Her eyes were faceted jewels full of bright reflections. A man could lose his soul in eyes like that.

For one thing, he had begun to lose interest in these subtle and dangerous plans that he had laid and in which Oliver played a role. He had finally admitted that to himself as he rode over here today, and had been astonished to discover it. After all, he had been slowly planting this particular field for almost two years. A piece of information here, a deliberate slip there. It had worked because people like himself were quick to notice mistakes and weakness and potential advantage, and he knew that he dealt with a man very much like himself. In fact, matching wits with him should be a pleasure in itself, and the final justice much more satisfying than the rather thin contentment he had felt with Lady Catherine today.

Instead, he was losing interest and even considering cutting things short just as they reached the critical moves. His own plans and Edward's had become so intertwined that he had pondered at length whether it would be possible to extricate one from the other. That he even considered such a thing had to do with Christiana. She had him thinking of the future more than the past. He already felt responsibility for her. He considered far too often what it would mean for her if in the end he lost this game.

He had changed his testament so that she would be a wealthy widow if something went wrong. Funds would be on account with Florentine bankers too. When the time came, he would give Sieg and Oliver instructions for getting her out of the country if that became necessary. But all of that would never compensate her if he failed.

Her gestures were full of elegance and poise, her hands and arms beautifully angled like a dancer's. It was the way that she moved that made her appear fragile.

She still expected that her lover would come for her. He didn't doubt her resolve on that for one moment.
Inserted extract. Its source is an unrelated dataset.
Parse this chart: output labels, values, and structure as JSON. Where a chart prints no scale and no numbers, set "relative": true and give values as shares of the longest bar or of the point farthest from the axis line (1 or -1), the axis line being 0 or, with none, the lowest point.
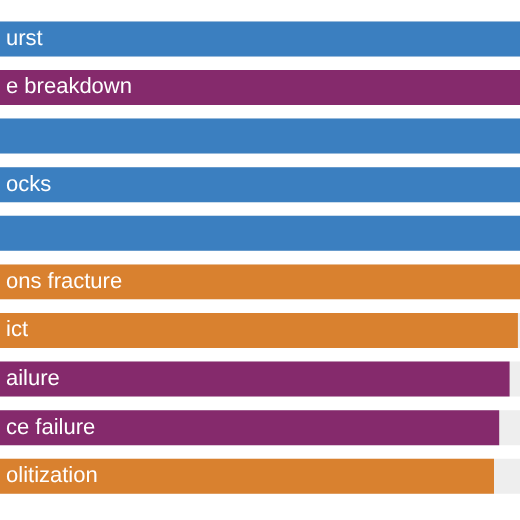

Stephen Percy. Learning the man's name and something of his character had been easy enough, but the knowledge only confirmed David's initial instincts about the affair. Christiana was in for a bad disappointment.

That her heart would break soon went without saying, but when would she see the truth behind illusions? Two weeks? A month? Never? The last possible. A girl's first love could be a blind thing, and she was convinced that she was in love with this man. Accepting the truth could well be impossible. God knew he had seen that before.
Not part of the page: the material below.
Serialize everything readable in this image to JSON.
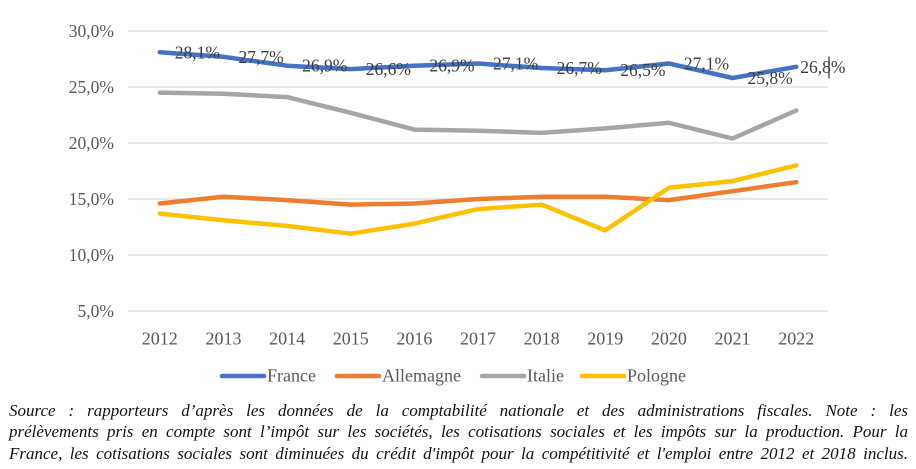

So young Percy doesn't come for her. Then what? A marriage full of cold duty? He smiled thinly at the thought. He knew well what happened in such unions. The men found mistresses quickly or spent too many nights with the prostitutes on Cock Lane. The more honest wives absorbed themselves with religion or their children.
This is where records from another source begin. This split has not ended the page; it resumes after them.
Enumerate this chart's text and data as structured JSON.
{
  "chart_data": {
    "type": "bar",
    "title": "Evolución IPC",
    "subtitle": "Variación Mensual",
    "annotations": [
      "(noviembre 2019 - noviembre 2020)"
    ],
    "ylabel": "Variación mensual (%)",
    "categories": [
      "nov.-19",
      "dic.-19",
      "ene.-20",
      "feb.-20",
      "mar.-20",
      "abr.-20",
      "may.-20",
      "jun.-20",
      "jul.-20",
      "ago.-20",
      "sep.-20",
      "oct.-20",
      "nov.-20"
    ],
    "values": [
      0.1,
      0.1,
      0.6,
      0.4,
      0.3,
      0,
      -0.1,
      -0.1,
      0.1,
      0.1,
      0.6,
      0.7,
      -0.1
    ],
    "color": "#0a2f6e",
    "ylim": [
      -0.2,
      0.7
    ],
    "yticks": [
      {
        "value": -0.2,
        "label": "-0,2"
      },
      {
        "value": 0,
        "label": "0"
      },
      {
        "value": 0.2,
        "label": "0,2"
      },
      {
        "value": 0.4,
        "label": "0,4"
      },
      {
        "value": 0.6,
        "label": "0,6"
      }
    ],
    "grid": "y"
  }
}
And the braver and bolder women … well, they eventually found their ways to the beds of men like David de Abyndon.

He felt her thin, lithe body against his. He sensed her responses to him, and her fear of them. A tremor flowed through her and into him, and he had wanted to kiss her again and again.

He had enough experience to recognize the possibilities which those tremors had revealed. But then, he had already sensed them that night in his solar.

In his memory's eye he saw her sparkling eyes and pale skin and the wide mouth that he couldn't see without wanting to kiss. He imagined her walking toward him, naked and inviting, that beautiful face and mouth finally turned up willingly to his.

But then her image grew hazy and dim, and another woman's face replaced it. Gaunt and tired, this face was beautiful too despite its weariness. Resting on a pillow with golden brown hair encircling it like a halo, its eyes were finally closed to disappointment and disillusion.

The image fell away and he could see the entire chamber with its flickering candles and the white sheets on the bed. Clothes hung on pegs along a wall and a fire burned too hotly in the hearth. And sitting on the bed, his graying head buried in that lifeless breast, bent the anguished figure of David Constantyn.